An Example in which CoCalc violates the intention preservation requirement
There is a nice example to illustrate how CoCalc fails for this third “user intention” requirement. This is called “the TP2 puzzle”. You can try the following in both CoCalc and Overleaf (which probably does some OT algorithm):
- Type in some blank lines, then “abcd”, then blank lines
- Open three windows on the doc you’re editing.
- Disconnect your Internet
- In each of the three window, make these changes, in order:
- abcxd (put x after c)
- abycd (put y before c)
- acd (delete b)
- Reconnect and watch. The experts agree that the “correct” intention preserving convergent state is “aycxd” (which overleaf produces), but CoCalc will produce “acxd”.
I do NOT consider this a bug in CoCalc – it’s doing exactly what is implemented, and what I as the author of the realtime sync system
intended.
The issue is that the patch to delete “b” has “a” and “cd” as surrounding
context, and if you look at how diffmatchpatch patch application works, this is a case where it just deletes everything inside the context.
Evidently, Google Wave also had issues with TP2 because fully implementing OT is…

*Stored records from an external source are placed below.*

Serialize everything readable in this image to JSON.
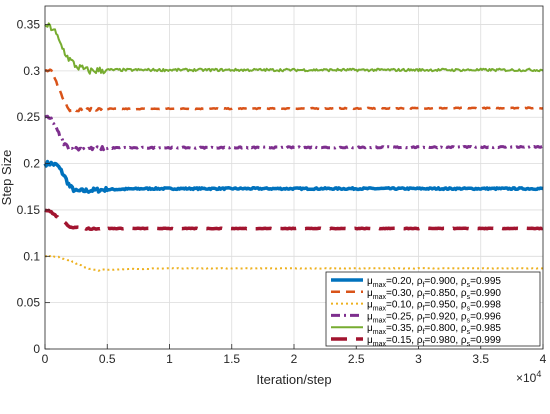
{
  "chart_data": {
    "type": "line",
    "xlabel": "Iteration/step",
    "ylabel": "Step Size",
    "x_multiplier_label": "×10",
    "x_multiplier_exp": "4",
    "xlim": [
      0,
      40000
    ],
    "ylim": [
      0,
      0.37
    ],
    "xticks": [
      0,
      5000,
      10000,
      15000,
      20000,
      25000,
      30000,
      35000,
      40000
    ],
    "xtick_labels": [
      "0",
      "0.5",
      "1",
      "1.5",
      "2",
      "2.5",
      "3",
      "3.5",
      "4"
    ],
    "yticks": [
      0,
      0.05,
      0.1,
      0.15,
      0.2,
      0.25,
      0.3,
      0.35
    ],
    "ytick_labels": [
      "0",
      "0.05",
      "0.1",
      "0.15",
      "0.2",
      "0.25",
      "0.3",
      "0.35"
    ],
    "grid": true,
    "legend_position": "bottom-right",
    "series": [
      {
        "color": "#0072BD",
        "style": "solid",
        "width": 3.5,
        "noise": 0.0025,
        "legend": {
          "mu": "0.20",
          "rf": "0.900",
          "rs": "0.995"
        },
        "points": [
          [
            0,
            0.2
          ],
          [
            500,
            0.2
          ],
          [
            1000,
            0.198
          ],
          [
            1500,
            0.188
          ],
          [
            2000,
            0.175
          ],
          [
            2500,
            0.17
          ],
          [
            3500,
            0.171
          ],
          [
            5000,
            0.172
          ],
          [
            8000,
            0.173
          ],
          [
            40000,
            0.173
          ]
        ]
      },
      {
        "color": "#D95319",
        "style": "dash",
        "width": 2.5,
        "noise": 0.0015,
        "legend": {
          "mu": "0.30",
          "rf": "0.850",
          "rs": "0.990"
        },
        "points": [
          [
            0,
            0.3
          ],
          [
            500,
            0.3
          ],
          [
            1000,
            0.285
          ],
          [
            1500,
            0.268
          ],
          [
            2000,
            0.258
          ],
          [
            2500,
            0.258
          ],
          [
            5000,
            0.259
          ],
          [
            40000,
            0.26
          ]
        ]
      },
      {
        "color": "#EDB120",
        "style": "dot",
        "width": 2,
        "noise": 0.0008,
        "legend": {
          "mu": "0.10",
          "rf": "0.950",
          "rs": "0.998"
        },
        "points": [
          [
            0,
            0.1
          ],
          [
            1000,
            0.099
          ],
          [
            2000,
            0.096
          ],
          [
            3000,
            0.089
          ],
          [
            4000,
            0.085
          ],
          [
            6000,
            0.086
          ],
          [
            10000,
            0.087
          ],
          [
            40000,
            0.087
          ]
        ]
      },
      {
        "color": "#7E2F8E",
        "style": "dashdot",
        "width": 3,
        "noise": 0.002,
        "legend": {
          "mu": "0.25",
          "rf": "0.920",
          "rs": "0.996"
        },
        "points": [
          [
            0,
            0.25
          ],
          [
            500,
            0.248
          ],
          [
            1000,
            0.235
          ],
          [
            1500,
            0.222
          ],
          [
            2000,
            0.216
          ],
          [
            3000,
            0.216
          ],
          [
            6000,
            0.217
          ],
          [
            40000,
            0.218
          ]
        ]
      },
      {
        "color": "#77AC30",
        "style": "solid",
        "width": 2,
        "noise": 0.004,
        "legend": {
          "mu": "0.35",
          "rf": "0.800",
          "rs": "0.985"
        },
        "points": [
          [
            0,
            0.35
          ],
          [
            700,
            0.345
          ],
          [
            1200,
            0.33
          ],
          [
            1800,
            0.315
          ],
          [
            2500,
            0.305
          ],
          [
            3500,
            0.3
          ],
          [
            5000,
            0.301
          ],
          [
            40000,
            0.301
          ]
        ]
      },
      {
        "color": "#A2142F",
        "style": "dash-long",
        "width": 3.5,
        "noise": 0.0008,
        "legend": {
          "mu": "0.15",
          "rf": "0.980",
          "rs": "0.999"
        },
        "points": [
          [
            0,
            0.15
          ],
          [
            500,
            0.148
          ],
          [
            1000,
            0.142
          ],
          [
            1500,
            0.137
          ],
          [
            2000,
            0.132
          ],
          [
            3000,
            0.13
          ],
          [
            5000,
            0.13
          ],
          [
            40000,
            0.13
          ]
        ]
      }
    ]
  }
}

“… hard! In fact, almost all published algorithms that claim to satisfy TP2 have been shown to be flawed.”
More details…
The “famous” TP2 puzzle for CoCalc ends up like this (in at least 1 of the 6 possibilities!).
Start with
then add an x and a y on either side of b, and delete b.
In one order, end up with
The patches are:
[[[[0,"--\n\n\nabc"],[1,"x"],[0,"d\n\n\n\n\n"]],5291,5291,14,15]]
[[[[0,"---\n\n\nab"],[1,"y"],[0,"cd\n\n\n\n\n"]],5290,5290,15,16]]
[[[[0,"\n---\n\n\na"],[-1,"b"],[0,"cd\n\n\n\n\n"]],5289,5289,16,15]]
Applying the “delete b” patch, also deletes the y:
apply_patch([[[[0,"abc"],[1,"x"],[0,"d"]],5291,5291,14,15]], 'abcd')
(2) ["abcxd", true]
apply_patch([[[[0,"ab"],[1,"y"],[0,"cd"]],5290,5290,15,16]], "abcxd")
(2) ["abycxd", true]
apply_patch([[[[0,"a"],[-1,"b"],[0,"cd"]],5289,5289,16,15]], "abycxd")
(2) ["acxd", true]
Looking at the source code of diffmatchpatch, this is just what DMP does. If there is a lot more badness and the strings are bigger, it’ll refuse to delete. It really is a sort of “best effort application of patches” with parameters and heuristics; no magic there.